A. Zanini – U. Fadini (a cura di), Lessico postfordista. Dizionario di idee della mutazione, Milano, Feltrinelli, 2001

Il Lessico postfordista curato da Adelino Zanini e Ubaldo Fadini, composto di sessantuno voci corredate da un'ampia bibliografia generale, è il risultato di un'originale impresa collettiva, alla quale hanno partecipato cinquanta autori italiani e stranieri provenienti dal mondo accademico e dal campo editoriale e pubblicistico, nonché da movimenti politici e sociali.
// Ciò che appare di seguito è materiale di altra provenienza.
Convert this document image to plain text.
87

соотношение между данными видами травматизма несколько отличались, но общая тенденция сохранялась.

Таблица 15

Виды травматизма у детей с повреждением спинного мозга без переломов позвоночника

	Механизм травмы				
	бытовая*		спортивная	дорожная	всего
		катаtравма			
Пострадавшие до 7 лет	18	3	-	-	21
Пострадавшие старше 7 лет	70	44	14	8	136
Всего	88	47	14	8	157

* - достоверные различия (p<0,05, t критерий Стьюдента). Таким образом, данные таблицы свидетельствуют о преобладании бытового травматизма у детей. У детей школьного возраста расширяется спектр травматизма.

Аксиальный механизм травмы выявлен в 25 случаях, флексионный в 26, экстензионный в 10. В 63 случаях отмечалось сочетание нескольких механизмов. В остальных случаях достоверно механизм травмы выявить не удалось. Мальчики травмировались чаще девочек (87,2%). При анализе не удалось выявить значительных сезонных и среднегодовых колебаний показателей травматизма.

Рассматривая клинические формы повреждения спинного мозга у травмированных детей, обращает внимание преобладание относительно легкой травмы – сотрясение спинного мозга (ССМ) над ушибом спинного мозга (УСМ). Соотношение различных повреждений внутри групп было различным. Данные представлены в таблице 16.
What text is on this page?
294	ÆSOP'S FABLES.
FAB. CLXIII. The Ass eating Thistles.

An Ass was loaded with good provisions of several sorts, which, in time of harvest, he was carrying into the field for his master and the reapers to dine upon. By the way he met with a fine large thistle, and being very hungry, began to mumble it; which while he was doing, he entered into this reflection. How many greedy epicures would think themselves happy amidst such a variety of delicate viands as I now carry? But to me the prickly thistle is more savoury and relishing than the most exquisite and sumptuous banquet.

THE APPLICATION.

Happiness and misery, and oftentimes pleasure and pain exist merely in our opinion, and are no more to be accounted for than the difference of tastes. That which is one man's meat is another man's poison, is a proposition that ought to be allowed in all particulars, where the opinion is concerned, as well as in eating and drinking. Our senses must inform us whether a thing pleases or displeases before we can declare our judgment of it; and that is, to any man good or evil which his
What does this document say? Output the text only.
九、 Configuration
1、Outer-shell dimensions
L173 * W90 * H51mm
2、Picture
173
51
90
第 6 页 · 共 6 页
Molte delle voci contenute nel Lessico non si limitano ad offrire un'informazione ragionata, come si conviene ad uno strumento di consultazione, ma si presentano come brevi saggi, di taglio critico, generalmente tesi ad indicare possibili direzioni di ricerca.
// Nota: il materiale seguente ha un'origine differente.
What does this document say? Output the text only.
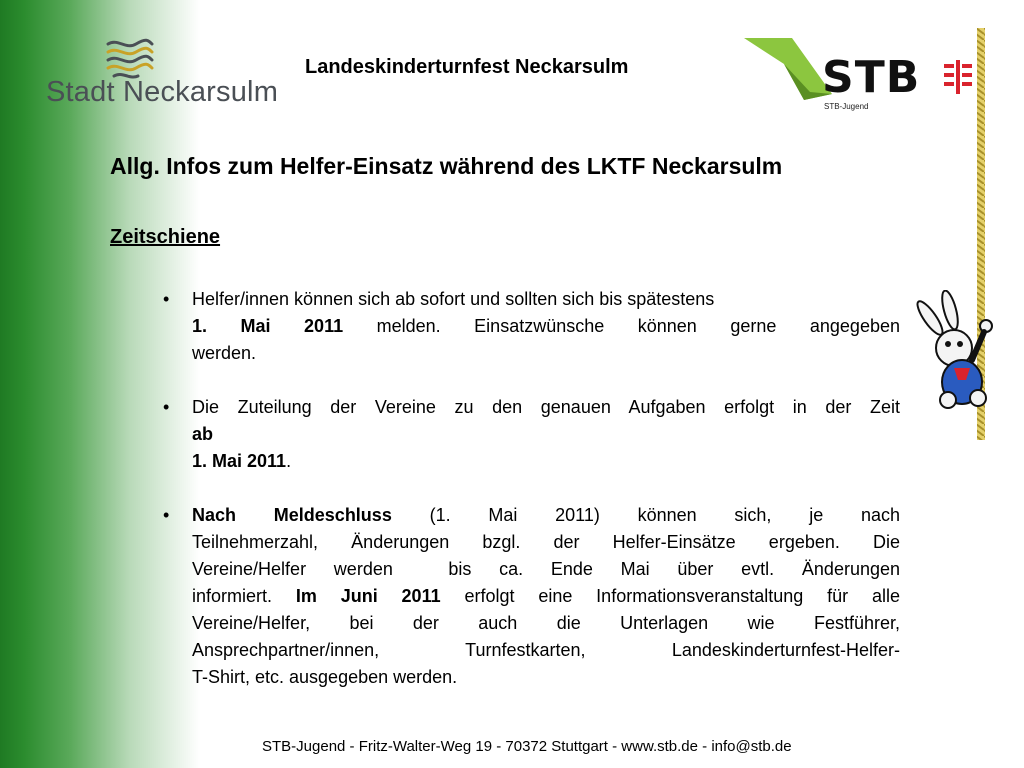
Stadt Neckarsulm
Landeskinderturnfest Neckarsulm	STB
STB-Jugend
Allg. Infos zum Helfer-Einsatz während des LKTF Neckarsulm
Zeitschiene
• Helfer/innen können sich ab sofort und sollten sich bis spätestens
1. Mai 2011 melden. Einsatzwünsche können gerne angegeben
werden.
• Die Zuteilung der Vereine zu den genauen Aufgaben erfolgt in der Zeit
ab
1. Mai 2011.
• Nach Meldeschluss (1. Mai 2011) können sich, je nach
Teilnehmerzahl, Änderungen bzgl. der Helfer-Einsätze ergeben. Die
Vereine/Helfer werden  bis ca. Ende Mai über evtl. Änderungen
informiert. Im Juni 2011 erfolgt eine Informationsveranstaltung für alle
Vereine/Helfer, bei der auch die Unterlagen wie Festführer,
Ansprechpartner/innen, Turnfestkarten, Landeskinderturnfest-Helfer-
T-Shirt, etc. ausgegeben werden.
STB-Jugend - Fritz-Walter-Weg 19 - 70372 Stuttgart - www.stb.de - info@stb.de
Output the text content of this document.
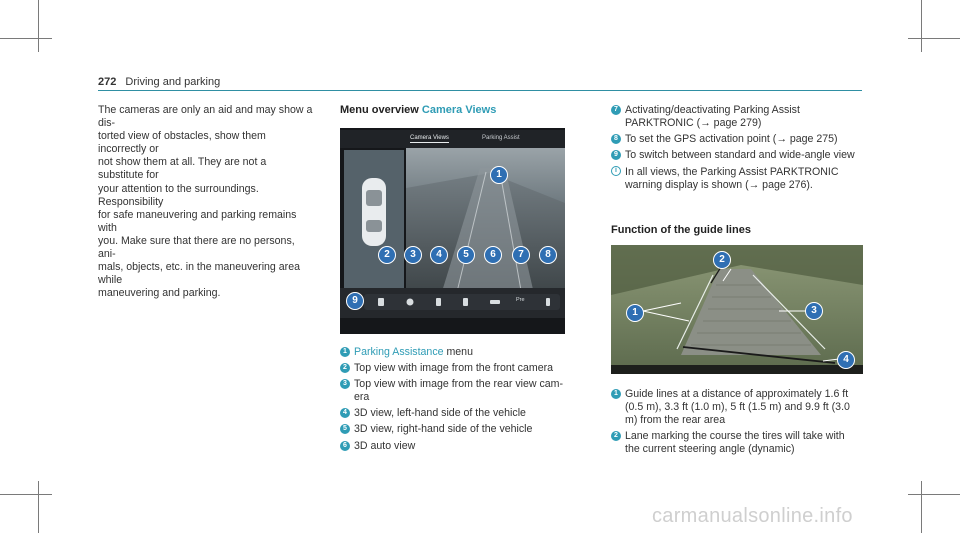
272 Driving and parking

The cameras are only an aid and may show a dis-

torted view of obstacles, show them incorrectly or

not show them at all. They are not a substitute for

your attention to the surroundings. Responsibility

for safe maneuvering and parking remains with

you. Make sure that there are no persons, ani-

mals, objects, etc. in the maneuvering area while

maneuvering and parking.

Menu overview Camera Views
Camera Views	Parking Assist
Pre
1
2	3	4	5	6	7	8
9
1 Parking Assistance menu
2 Top view with image from the front camera
3 Top view with image from the rear view cam- era
4 3D view, left-hand side of the vehicle
5 3D view, right-hand side of the vehicle
6 3D auto view
7 Activating/deactivating Parking Assist PARKTRONIC (→ page 279)
8 To set the GPS activation point (→ page 275)
9 To switch between standard and wide-angle view
i In all views, the Parking Assist PARKTRONIC warning display is shown (→ page 276).
Function of the guide lines
1
2
3
4
1 Guide lines at a distance of approximately 1.6 ft (0.5 m), 3.3 ft (1.0 m), 5 ft (1.5 m) and 9.9 ft (3.0 m) from the rear area
2 Lane marking the course the tires will take with the current steering angle (dynamic)
carmanualsonline.info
Nell'Introduzione al volume i curatori propongono la traccia di un ipertesto in grado di connettere tra loro le voci del dizionario - operazione che d'altra parte mette in luce l'assenza, all'interno delle singole voci, di un'adeguata rete di rimandi interni. La traccia muove, inevitabilmente, da un tentativo di chiarificazione della nozione di “postfordismo”:

“Il termine indica un modello sociale il cui modo di produzione non è più dominato da forme di accumulazione verticalmente integrate e di distribuzione della ricchezza contrattate tra rappresentanze collettive e supervisionate dallo stato, bensì da forme di accumulazione flessibili, capaci di integrare, di mettere in rete, modi, tempi e luoghi di produzione tra loro molto diversi: dalla fabbrica robotizzata alla cascina Hi-Tech, dal distretto industriale alle maquilladoras messicane, ai templi della finanza globale.
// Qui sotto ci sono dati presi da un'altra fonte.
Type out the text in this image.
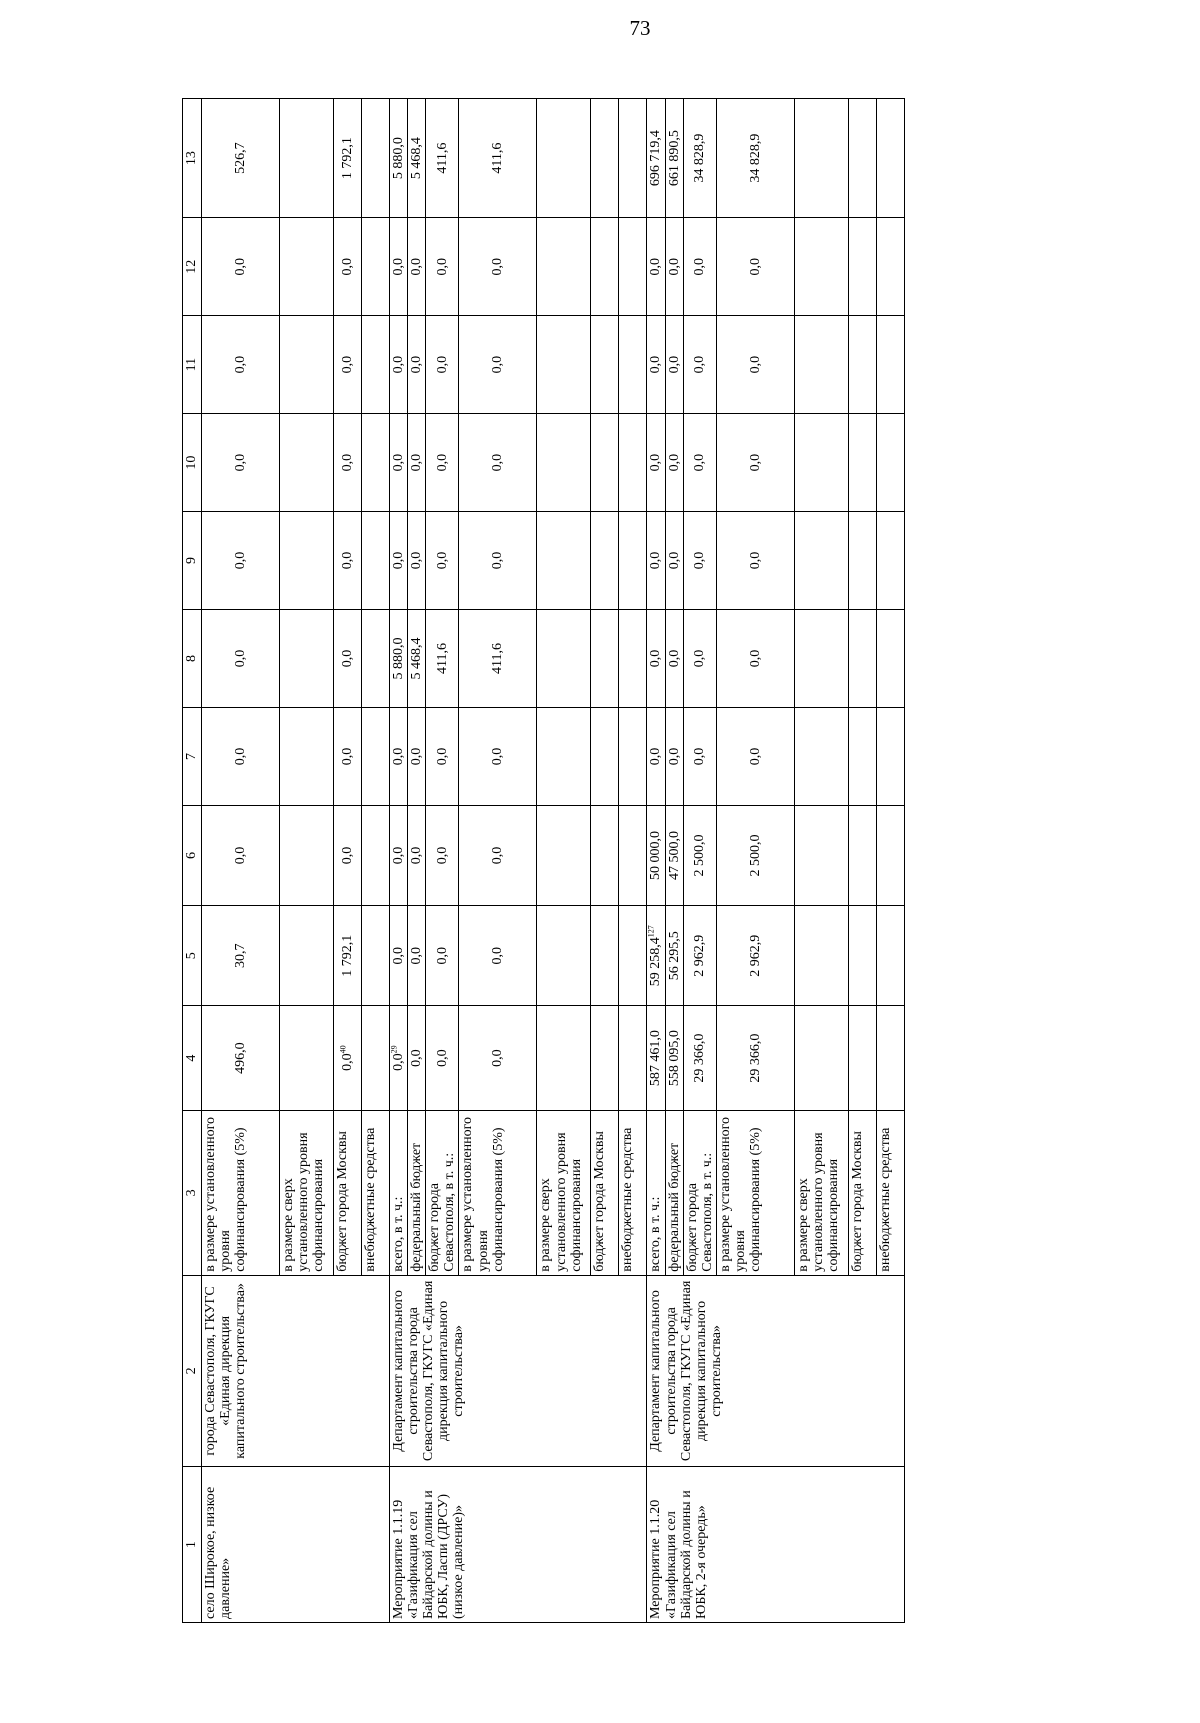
73
1	2	3	4	5	6	7	8	9	10	11	12	13
село Широкое, низкое давление»	города Севастополя, ГКУГС «Единая дирекция капитального строительства»	в размере установленного уровня софинансирования (5%)	496,0	30,7	0,0	0,0	0,0	0,0	0,0	0,0	0,0	526,7
		в размере сверх установленного уровня софинансирования										
		бюджет города Москвы	$0,0^{40}$	1 792,1	0,0	0,0	0,0	0,0	0,0	0,0	0,0	1 792,1
		внебюджетные средства										
Мероприятие 1.1.19 «Газификация сел Байдарской долины и ЮБК, Ласпи (ДРСУ) (низкое давление)»	Департамент капитального строительства города Севастополя, ГКУГС «Единая дирекция капитального строительства»	всего, в т. ч.:	$0,0^{29}$	0,0	0,0	0,0	5 880,0	0,0	0,0	0,0	0,0	5 880,0
		федеральный бюджет	0,0	0,0	0,0	0,0	5 468,4	0,0	0,0	0,0	0,0	5 468,4
		бюджет города Севастополя, в т. ч.:	0,0	0,0	0,0	0,0	411,6	0,0	0,0	0,0	0,0	411,6
		в размере установленного уровня софинансирования (5%)	0,0	0,0	0,0	0,0	411,6	0,0	0,0	0,0	0,0	411,6
		в размере сверх установленного уровня софинансирования										
		бюджет города Москвы										
		внебюджетные средства										
Мероприятие 1.1.20 «Газификация сел Байдарской долины и ЮБК, 2-я очередь»	Департамент капитального строительства города Севастополя, ГКУГС «Единая дирекция капитального строительства»	всего, в т. ч.:	587 461,0	59 258,4$^{127}$	50 000,0	0,0	0,0	0,0	0,0	0,0	0,0	696 719,4
		федеральный бюджет	558 095,0	56 295,5	47 500,0	0,0	0,0	0,0	0,0	0,0	0,0	661 890,5
		бюджет города Севастополя, в т. ч.:	29 366,0	2 962,9	2 500,0	0,0	0,0	0,0	0,0	0,0	0,0	34 828,9
		в размере установленного уровня софинансирования (5%)	29 366,0	2 962,9	2 500,0	0,0	0,0	0,0	0,0	0,0	0,0	34 828,9
		в размере сверх установленного уровня софинансирования										
		бюджет города Москвы										
		внебюджетные средства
Ne esce ridisegnato il carattere (inter)nazionale dei processi di produzione e controllo. In primo luogo è riformulato il rapporto tra sovranità politica e sfera economica; in secondo luogo, i processi mondiali di creazione di ricchezza, al cui interno i differenziali salariali tra le diverse realtà nazionali vengono utilizzati per la costruzione reticolare delle imprese su scala transnazionale. Essenziale in ciò è il legame tra informazione, comunicazione, sapere e produzione.” (pp. 11-12)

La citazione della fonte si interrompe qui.